Linux installation corrupted by memory errors

This is follow up to the previous thread about problems with running Linux after RAM upgrade:

The above thread contains also boot messages with errors. If needed can paste them here.
Since this situation is likely my mistake and not hardware I decided to split the thread here in software section.

SITREP:

Corrupted Linux installation due to memory error(s). System is booting up till the lukscrypt containing the installation is opened. After this there is a lot: rcu: INFO: rcu_preempt detected stalls on CPUs/tasks:
Then the process hangs on various stages never reaching shell or xsession.

  • Devuan (Debian fork without systemd), unstable ceres (sid)
  • root, var, swap, tmp, home are set up as logical volumes (LVM) inside lukscrypt, everything else is outside the crypt
  • crypt can be successfully opened during boot process
  • crypt can be opened and closed with live distro
  • can’t open GRUB menu (I have GRUB_TIMEOUT set to 0 and tried holding Esc, Shift and F4 - without effect) so I couldn’t boot with older kernels

I tried to open and mount home partition through live distro. Here is what I found:

  • lsblk shows correct block devices

  • crypt containing Linux install can be successfully opened with sudo cryptsetup luksOpen ...

  • /dev/mapper contain correct volume with provided label

  • before mounting I checked if the correct volume group exists withsudo pvs and the output shows correct vg

  • when sudo lvdisplay /dev/user-vg the output shows correct logical volumes such as tmp, home, …

  • but when I try to mount the /home partition with sudo mount /dev/user-vg/home /mnt I get: mount: mnt: special device /dev/user-vg/home does not exist. And indeed user-vg is not present inside dev.
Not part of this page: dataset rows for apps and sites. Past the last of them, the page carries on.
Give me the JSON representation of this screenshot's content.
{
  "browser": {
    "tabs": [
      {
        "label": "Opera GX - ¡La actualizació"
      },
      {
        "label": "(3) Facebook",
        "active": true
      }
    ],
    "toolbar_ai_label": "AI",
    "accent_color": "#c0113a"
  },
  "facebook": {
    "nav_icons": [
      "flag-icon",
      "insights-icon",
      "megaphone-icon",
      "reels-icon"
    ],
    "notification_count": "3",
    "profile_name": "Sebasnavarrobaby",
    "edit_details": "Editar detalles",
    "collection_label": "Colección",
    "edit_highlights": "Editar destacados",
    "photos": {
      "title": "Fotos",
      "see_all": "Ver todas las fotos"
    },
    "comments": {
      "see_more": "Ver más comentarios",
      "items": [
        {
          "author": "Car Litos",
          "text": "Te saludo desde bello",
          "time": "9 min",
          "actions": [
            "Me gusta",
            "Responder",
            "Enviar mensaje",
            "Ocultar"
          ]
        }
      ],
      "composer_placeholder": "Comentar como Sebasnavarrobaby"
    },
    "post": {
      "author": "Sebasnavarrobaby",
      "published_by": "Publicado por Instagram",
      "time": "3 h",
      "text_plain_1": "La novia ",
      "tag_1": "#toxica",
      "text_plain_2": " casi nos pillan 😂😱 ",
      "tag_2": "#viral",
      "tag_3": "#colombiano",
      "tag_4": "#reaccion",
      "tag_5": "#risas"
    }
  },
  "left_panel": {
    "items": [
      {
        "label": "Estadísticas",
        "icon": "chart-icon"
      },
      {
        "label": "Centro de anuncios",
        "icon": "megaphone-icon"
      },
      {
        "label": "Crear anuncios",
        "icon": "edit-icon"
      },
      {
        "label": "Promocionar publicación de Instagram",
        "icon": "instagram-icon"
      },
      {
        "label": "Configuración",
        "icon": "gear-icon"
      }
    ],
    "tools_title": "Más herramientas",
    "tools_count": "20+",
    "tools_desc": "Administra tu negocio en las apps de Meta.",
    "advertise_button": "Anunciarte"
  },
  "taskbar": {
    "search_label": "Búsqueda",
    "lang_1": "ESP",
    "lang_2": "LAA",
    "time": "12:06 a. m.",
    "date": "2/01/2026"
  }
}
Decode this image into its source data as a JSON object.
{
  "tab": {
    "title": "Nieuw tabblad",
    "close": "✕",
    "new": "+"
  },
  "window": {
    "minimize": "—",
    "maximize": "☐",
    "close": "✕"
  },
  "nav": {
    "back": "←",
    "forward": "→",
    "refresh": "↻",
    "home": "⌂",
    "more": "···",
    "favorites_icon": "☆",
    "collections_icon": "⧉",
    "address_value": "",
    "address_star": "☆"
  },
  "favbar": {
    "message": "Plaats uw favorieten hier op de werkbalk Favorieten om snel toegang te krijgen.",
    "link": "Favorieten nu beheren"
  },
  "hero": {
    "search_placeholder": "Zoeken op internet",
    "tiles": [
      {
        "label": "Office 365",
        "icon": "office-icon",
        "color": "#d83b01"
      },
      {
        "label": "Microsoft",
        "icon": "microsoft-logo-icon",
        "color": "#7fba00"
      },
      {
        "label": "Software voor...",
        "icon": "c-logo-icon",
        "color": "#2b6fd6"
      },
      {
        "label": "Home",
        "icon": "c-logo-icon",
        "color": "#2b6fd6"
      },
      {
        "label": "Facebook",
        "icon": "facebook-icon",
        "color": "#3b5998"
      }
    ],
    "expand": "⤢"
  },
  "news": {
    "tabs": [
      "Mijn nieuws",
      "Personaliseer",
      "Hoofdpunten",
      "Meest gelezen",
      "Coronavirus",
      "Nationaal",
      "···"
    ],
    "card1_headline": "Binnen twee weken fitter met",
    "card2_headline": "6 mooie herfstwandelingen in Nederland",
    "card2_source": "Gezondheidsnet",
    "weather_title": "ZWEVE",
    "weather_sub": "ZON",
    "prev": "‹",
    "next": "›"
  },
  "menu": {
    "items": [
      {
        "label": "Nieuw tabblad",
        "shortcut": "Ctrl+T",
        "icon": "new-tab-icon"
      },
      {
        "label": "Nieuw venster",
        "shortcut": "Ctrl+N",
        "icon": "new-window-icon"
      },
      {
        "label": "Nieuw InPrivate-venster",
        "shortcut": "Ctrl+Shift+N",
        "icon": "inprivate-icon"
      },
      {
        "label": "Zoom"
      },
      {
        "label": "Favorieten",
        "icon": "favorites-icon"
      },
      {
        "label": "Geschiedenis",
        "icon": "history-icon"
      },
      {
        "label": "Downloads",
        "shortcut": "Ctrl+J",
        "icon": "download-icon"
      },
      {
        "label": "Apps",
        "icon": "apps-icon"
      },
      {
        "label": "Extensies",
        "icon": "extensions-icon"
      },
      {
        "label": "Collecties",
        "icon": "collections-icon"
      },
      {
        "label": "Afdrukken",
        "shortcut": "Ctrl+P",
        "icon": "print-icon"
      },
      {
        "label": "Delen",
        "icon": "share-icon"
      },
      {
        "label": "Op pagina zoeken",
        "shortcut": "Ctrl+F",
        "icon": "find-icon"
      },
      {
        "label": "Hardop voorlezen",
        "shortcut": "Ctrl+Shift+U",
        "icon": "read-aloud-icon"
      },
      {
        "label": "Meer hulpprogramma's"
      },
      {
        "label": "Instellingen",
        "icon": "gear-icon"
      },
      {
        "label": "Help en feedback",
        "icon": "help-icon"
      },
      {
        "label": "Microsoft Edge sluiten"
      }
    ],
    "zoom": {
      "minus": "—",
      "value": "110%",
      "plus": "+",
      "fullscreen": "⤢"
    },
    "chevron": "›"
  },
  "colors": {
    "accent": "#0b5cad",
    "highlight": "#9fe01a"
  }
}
I have backup of home and etc from around month ago, so way before the incident. All major data is safely backed up on another drives too.
I know I can do full reinstall, but want to try to do recovery if possible.

Just after opening the lukscrypt:

I’m still trying to find a way to mount the volume group, but honestly I feel a little lost as I can’t find any info how to proceed if the vg is not present.

I’m starting to losing hope that any recovery is possible.
Any help will be really appreciated, thanks in advance.

hmmmm… my LV’s show up under /dev/mapper/. Double check your path isn’t /dev/mapper/user-vg-home instead

1 Like

Checked, and /dev/mapper (in live distro) contains only control and opened lukscrypt.

If I open the crypt with sudo cryptsetup luksOpen /dev/nvme0n1p3 TANK_REC, then TANK_REC shows up in /dev/mapper, but nothing else.

No signs of individual volumes, either in /dev or /dev/mapper.

Are the volumes active?
Can you post an lvs -a?

lvs -a

  LV     VG     Attr       LSize    Pool Origin Data%  Meta%  Move Log Cpy%Sync Convert
  home   rex-vg -wi------- <790.80g                                                    
  root   rex-vg -wi-------   23.28g                                                    
  swap_1 rex-vg -wi------- <127.88g                                                    
  tmp    rex-vg -wi-------   <1.86g                                                    
  var    rex-vg -wi-------    9.31g

@NukeDukem
you may want to activate them before trying to mount them

lvchange -ay rex-vg
1 Like

Many thanks @MadMatt !
The activation worked. I never had to do it manually, so I didn’t know that this step is needed.

Anyway, I’m in the process of backing-up /home now.

I’ve never recovered an install after memory corruption, and I don’t know how to diagnose size of the damages.
Namely what parts of the install can be safely backed-up, things like /etc for example.

Ok. I’ve made backups of boot, var and / too.

Now I’m wondering what would be a good angle of attack.
How safe is chrooting into mounted corrupted install? Should I assume this can make things even worse?

Post-mortem

I did a full reinstall but reused most of config files from etc and home so setting things up wasn’t so annoying. So far for couple days everything runs fine.

Packages contain checksums of the files they installed.

Check one package:

rpm -qV $PACKAGE
dpkg --verify $PACKAGE

Check all packages:

rpm -qaV
dpkg --verify
1 Like

Thanks. Might be useful in the future.